Piper didn’t care about gray hair or poison ivy. She needed a plant that could eradicate the evil sickness that had settled into her sister’s tiny body. “Tad, think. Please. Is there anything growing in the wild? Something Grace’s doctors may have overlooked? If the yew tree can cure cancer—”
“I didn’t say cure,” he corrected her. “I said treat. The yew bark treats cancer. That’s a huge difference.”
“Still…” Piper got up off the bed and had a look at Tad’s bookshelves. She scanned his stacks of old textbooks. Most of them were written by stuffy dead guys like Charles Darwin, the father of evolution, and David Douglas, a Scottish botanist. All the books were thick and heavy. In Piper’s opinion, they’d make better nutcrackers than reading material. She ran her finger across a row of books. “Maybe there’s something in one of these old bricks that might help.”
Tad thought for a moment, then went to his cluttered desk. “None of those. But maybe this one.”
He moved some papers around and found a small square book with a plain brown cover. A blue tongue of silk ribbon lolled out from the pages. He handed it to Piper. “This was written two hundred years ago by my great-great-great…by an ancestor of mine.”
Piper read the title a
loud: “The Field Notes of Botanist Dr. Brisbane Cole.” She flipped the book over. “No author photo?”
“It’s a personal journal. Besides, Dr. Cole went missing a year before chemical photography was invented.” Tad hoped that bit of obscure knowledge would impress her.
Piper opened the journal to the title page and scanned the entry dates. “Eighteen twenty-three? That’s like…ancient.”

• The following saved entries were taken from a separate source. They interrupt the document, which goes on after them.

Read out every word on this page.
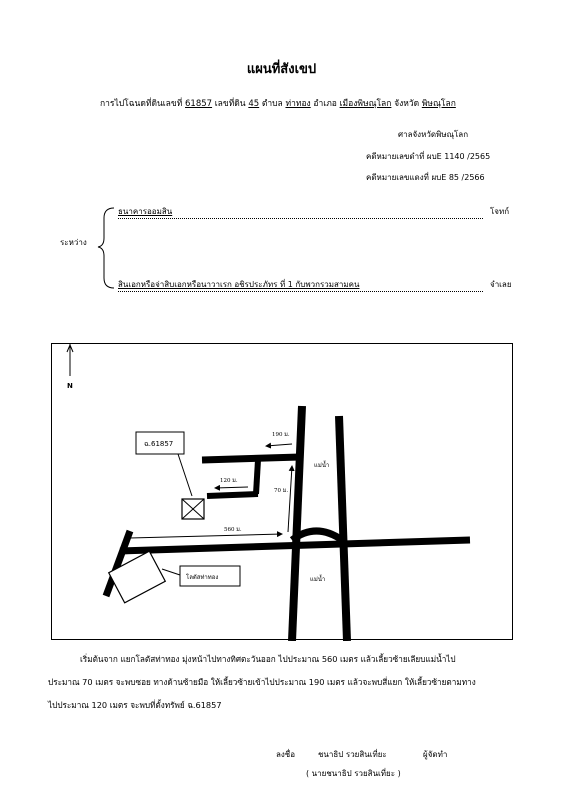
แผนที่สังเขป
การไปโฉนดที่ดินเลขที่ 61857 เลขที่ดิน 45 ตำบล ท่าทอง อำเภอ เมืองพิษณุโลก จังหวัด พิษณุโลก
ศาลจังหวัดพิษณุโลก
คดีหมายเลขดำที่ ผบE 1140 /2565
คดีหมายเลขแดงที่ ผบE 85 /2566
ระหว่าง
ธนาคารออมสิน	โจทก์
สินเอกหรือจ่าสิบเอกหรือนาวาเรก อชิรประภัทร ที่ 1 กับพวกรวมสามคน	จำเลย
N
ฉ.61857
โลตัสท่าทอง
190 ม.
120 ม.
70 ม.
560 ม.
แม่น้ำ
แม่น้ำ
เริ่มต้นจาก แยกโลตัสท่าทอง มุ่งหน้าไปทางทิศตะวันออก ไปประมาณ 560 เมตร แล้วเลี้ยวซ้ายเลียบแม่น้ำไป
ประมาณ 70 เมตร จะพบซอย ทางด้านซ้ายมือ ให้เลี้ยวซ้ายเข้าไปประมาณ 190 เมตร แล้วจะพบสี่แยก ให้เลี้ยวซ้ายตามทาง
ไปประมาณ 120 เมตร จะพบที่ตั้งทรัพย์ ฉ.61857
ลงชื่อ	ชนาธิป รวยสินเที่ยะ	ผู้จัดทำ
( นายชนาธิป รวยสินเที่ยะ )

“Dr. Cole was a big-time plant hunter back in the early nineteenth century. He spent most of his time overseas looking for exotic species, but before he died he returned to the United States to search for a rare plant. One said to produce a single silver flower every year. The Creek Indians claimed it could cure anything. It grew in only one place, the Okefenokee Swamp.”
“That’s an hour’s drive!”
“Yes.”
“It’s okay if you want to spoil the ending of the book, Tad. Did Dr. Cole ever find the silver flower?”
“Nobody knows,” said Tad. “My ancestor went into the Okefenokee and never came out. Some people think he was killed by his swamp guides, two Seminole Indians. This all took place a year before the Seminole Wars broke out. Whites were moving into the swamp, cutting down trees and tearing up the land. Apparently, one of his guides disappeared with him. The other, a thirteen-year-old Seminole boy, fled. He was caught and interrogated by men from one of the timber companies. The kid claimed Dr. Cole had been dragged away by demons living in the swamp. Nobody believed him, of course. They made plans to hang him for my ancestor’s murder, but they never got the chance. He escaped and disappeared. If anyone found the flower, we’ll never know. This journal covers their expedition up until the point where Dr. Cole went missing. Some lumberjacks searching for clues found it at his abandoned campsite and delivered it to the authorities. They searched for him, of course, but his body was never found.”
“Do you think the flower might be there still, waiting to be discovered?” Piper asked. “Do you think we could find it?”